To celebrate Pacific Islander Heritage Month, the Utah Tech Pasefika Student Union and Utah Tech Student Association partnered together to host an evening full of performances, food and culture April 17.

Pacific Islander Heritage Month begins in May, but since we will not be in session, the event was held early. On the website, this month is described as “paying tribute to the generations of Asian and Pacific Islanders who have enriched America’s history and are instrumental in its future success.”

“These events are really eye-opening to learn about a different culture,” Zamets, a junior sociology major from Riverside, California, said.

The night began with the handing out of leis as people entered through the gates. A lei is any series of objects strung together as a symbol of love, friendship, celebration, honor or greeting.

This was a way to welcome students and community members to the luau, while also sharing a little piece of education. Additionally, there was an informational table on traditional Polynesian leis available.

Food was then served through catering of Island Grinds to the guests as they waited for the performances to begin.
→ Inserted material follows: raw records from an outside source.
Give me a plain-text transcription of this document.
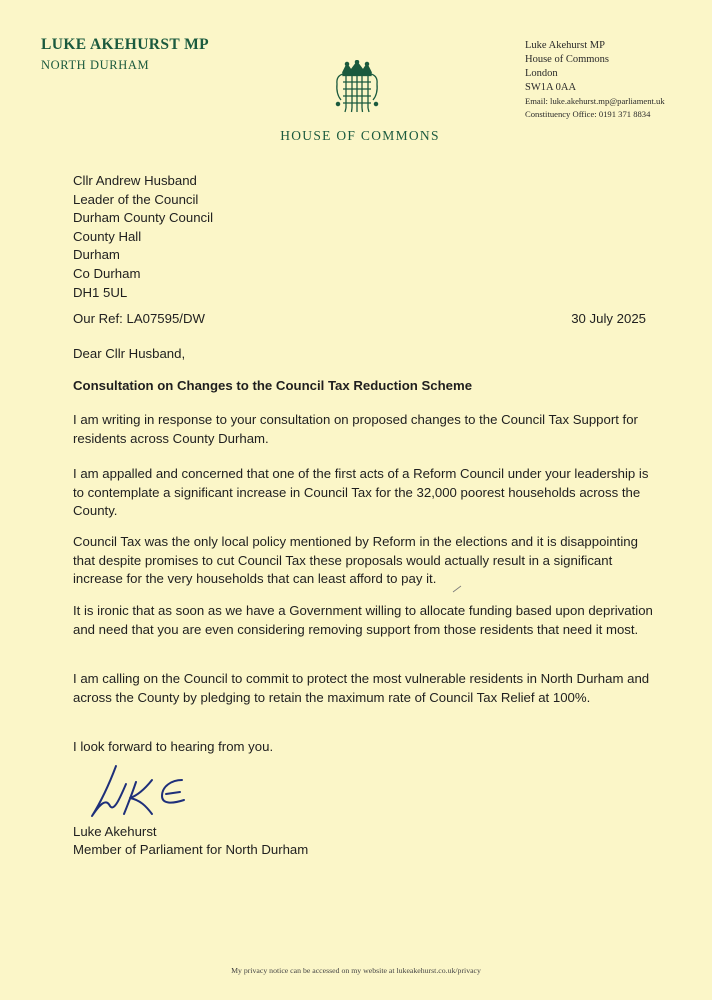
LUKE AKEHURST MP
NORTH DURHAM
HOUSE OF COMMONS
Luke Akehurst MP
House of Commons
London
SW1A 0AA
Email: luke.akehurst.mp@parliament.uk
Constituency Office: 0191 371 8834
Cllr Andrew Husband
Leader of the Council
Durham County Council
County Hall
Durham
Co Durham
DH1 5UL
Our Ref: LA07595/DW	30 July 2025
Dear Cllr Husband,
Consultation on Changes to the Council Tax Reduction Scheme
I am writing in response to your consultation on proposed changes to the Council Tax Support for residents across County Durham.
I am appalled and concerned that one of the first acts of a Reform Council under your leadership is to contemplate a significant increase in Council Tax for the 32,000 poorest households across the County.
Council Tax was the only local policy mentioned by Reform in the elections and it is disappointing that despite promises to cut Council Tax these proposals would actually result in a significant increase for the very households that can least afford to pay it.
It is ironic that as soon as we have a Government willing to allocate funding based upon deprivation and need that you are even considering removing support from those residents that need it most.
I am calling on the Council to commit to protect the most vulnerable residents in North Durham and across the County by pledging to retain the maximum rate of Council Tax Relief at 100%.
I look forward to hearing from you.
Luke Akehurst
Member of Parliament for North Durham
My privacy notice can be accessed on my website at lukeakehurst.co.uk/privacy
Along with the catering, a drink bar was open where flavored mocktails were served with festive names like Honolulu and Aloha.

Another student, Saige Murray, a freshman radiography major from Brigham City, has been to luaus before, which inspired her to come to this event.

“They [luaus] are super fun and it’s really cool to see the dancers,” Murray said. “It’s fun seeing different parts of a culture and then trying different types of food.”

She said she also enjoys these events because she can meet new people and see a whole different side of campus she never knew. On top of receiving leis and enjoying food, multiple performances occurred throughout the night by PSU to represent culture through song and dance.

Annabelle Talivaa is a member of PSU and was one of the dancers in the Samoan Siva performance. During the performance, Talivaa and her fellow dancers were dressed in bright colors to represent their culture.

“It’s been a lot of hours and hours of practicing to make sure we’re lining up and in sync together,” Talivaa said.

The final performance of the night was a Tau’olunga, which is where one girl dances in a semi-circle of friends, fellow performers and family members. Different chants and applause were shouted as they encouraged her on for the closing number. For Talivaa, this was her favorite part of the evening.

Following this performance, the dance floor opened and audience members joined the stage to dance the evening away.

Talivaa said: “It was nice to see my family come out and support us. In fact, other people too…help[ed] support and represent my culture.”